La position de CP (qu'appuie la BRC) est passablement différente. Elle n'a rien à voir avec le privilège lié à l'intérêt public. Les défenderesses invoquent plutôt le privilège relatif au litige et soutiennent qu'en l'espèce tous les renseignements que le directeur veut obtenir au moyen des résumés sont protégés par ce privilège. J’accepte cet argument. Il ne fait aucun doute pour moi que les rencontres des défenderesses avec des participants de l'industrie ont toutes eu lieu à l'occasion de la recherche d'approbations gouvernementales concernant le fusionnement, à un moment où il apparaissait clairement qu'il faudrait peut-être s'adresser aux tribunaux pour obtenir ces approbations.

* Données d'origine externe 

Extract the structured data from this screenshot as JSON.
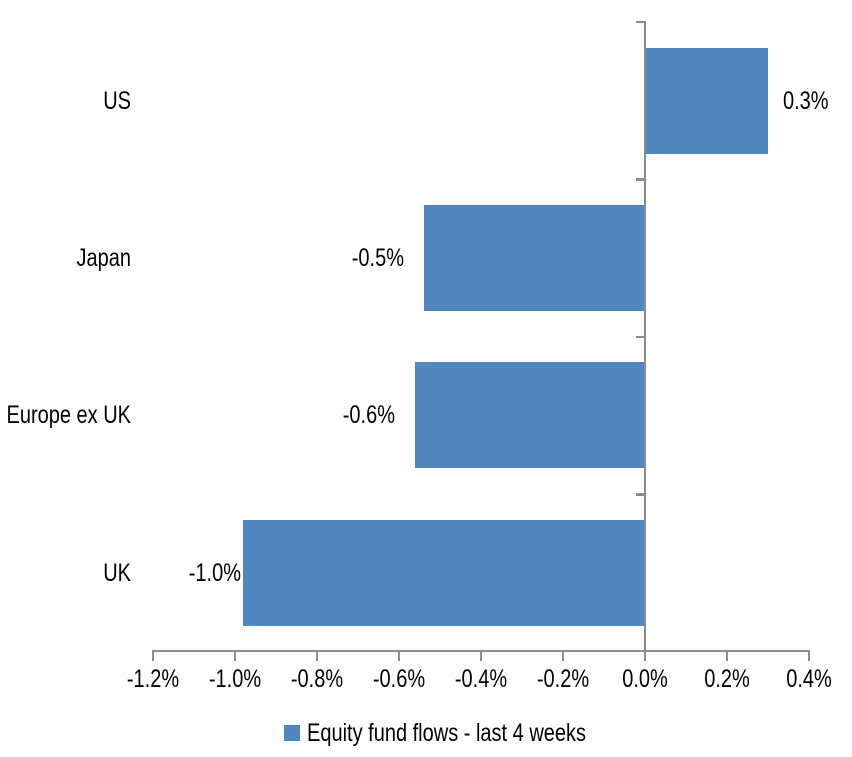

CP affirme également que le privilège relatif au litige l'emporte sur le privilège lié à l'intérêt public et qu'il protège tout autant le fait qu'une communication visée par le privilège se soit produite que la source et la teneur de celle-ci, de même que tout écrit qui ferait état de cette teneur. Elle soutient en outre, et le droit est clair à ce sujet, que les faits contenus dans des communications visées par le privilège ne sont pas protégés.

CP refuse de produire les résumés parce que, selon elle, simplement en fournissant les faits obtenus des participants de l'industrie elle révélera l'existence de communications visées par le privilège. Elle soutient que cette seule révélation porte atteinte au privilège. Je ne suis pas du tout certaine que cela soit automatiquement vrai. Il se peut que dans certains cas il faille démontrer l'existence d'un préjudice supplémentaire. Toutefois, CP fait valoir que ce préjudice existe. Elle plaide que la production des résumés dans les circonstances de l'espèce indiquera au directeur les points du litige qui préoccupent CP ou qu'elle considère comme faibles, car le directeur sera en mesure de déterminer ce que CP voulait savoir des participants de l'industrie. CP soutient que les notions d'utilité et de réciprocité ne justifient pas la production des résumés en l'espèce et je suis d'accord avec cet argument. Le directeur a droit aux faits contenus dans les communications visées par le privilège de CP et il pourra les obtenir lors d'interrogatoires préalables en

réponse à une question comme « quels renseignements avez-vous sur X, provenant de sources protégées ou non par un privilège? », X étant défini par les questions soulevées dans les actes de procédure, comme dans tout interrogatoire préalable normal. J'estime toutefois que le directeur ne peut prétendre avoir le droit de recevoir sous une forme distincte identifiable les renseignements provenant de sources protégées par privilège, ce qui se produirait si le Tribunal ordonnait la production de résumés. Je conclus par conséquent que le directeur n'a pas droit aux résumés, en l'espèce, étant convaincue que tous les renseignements qu'il veut obtenir sont protégés par le privilège relatif au litige.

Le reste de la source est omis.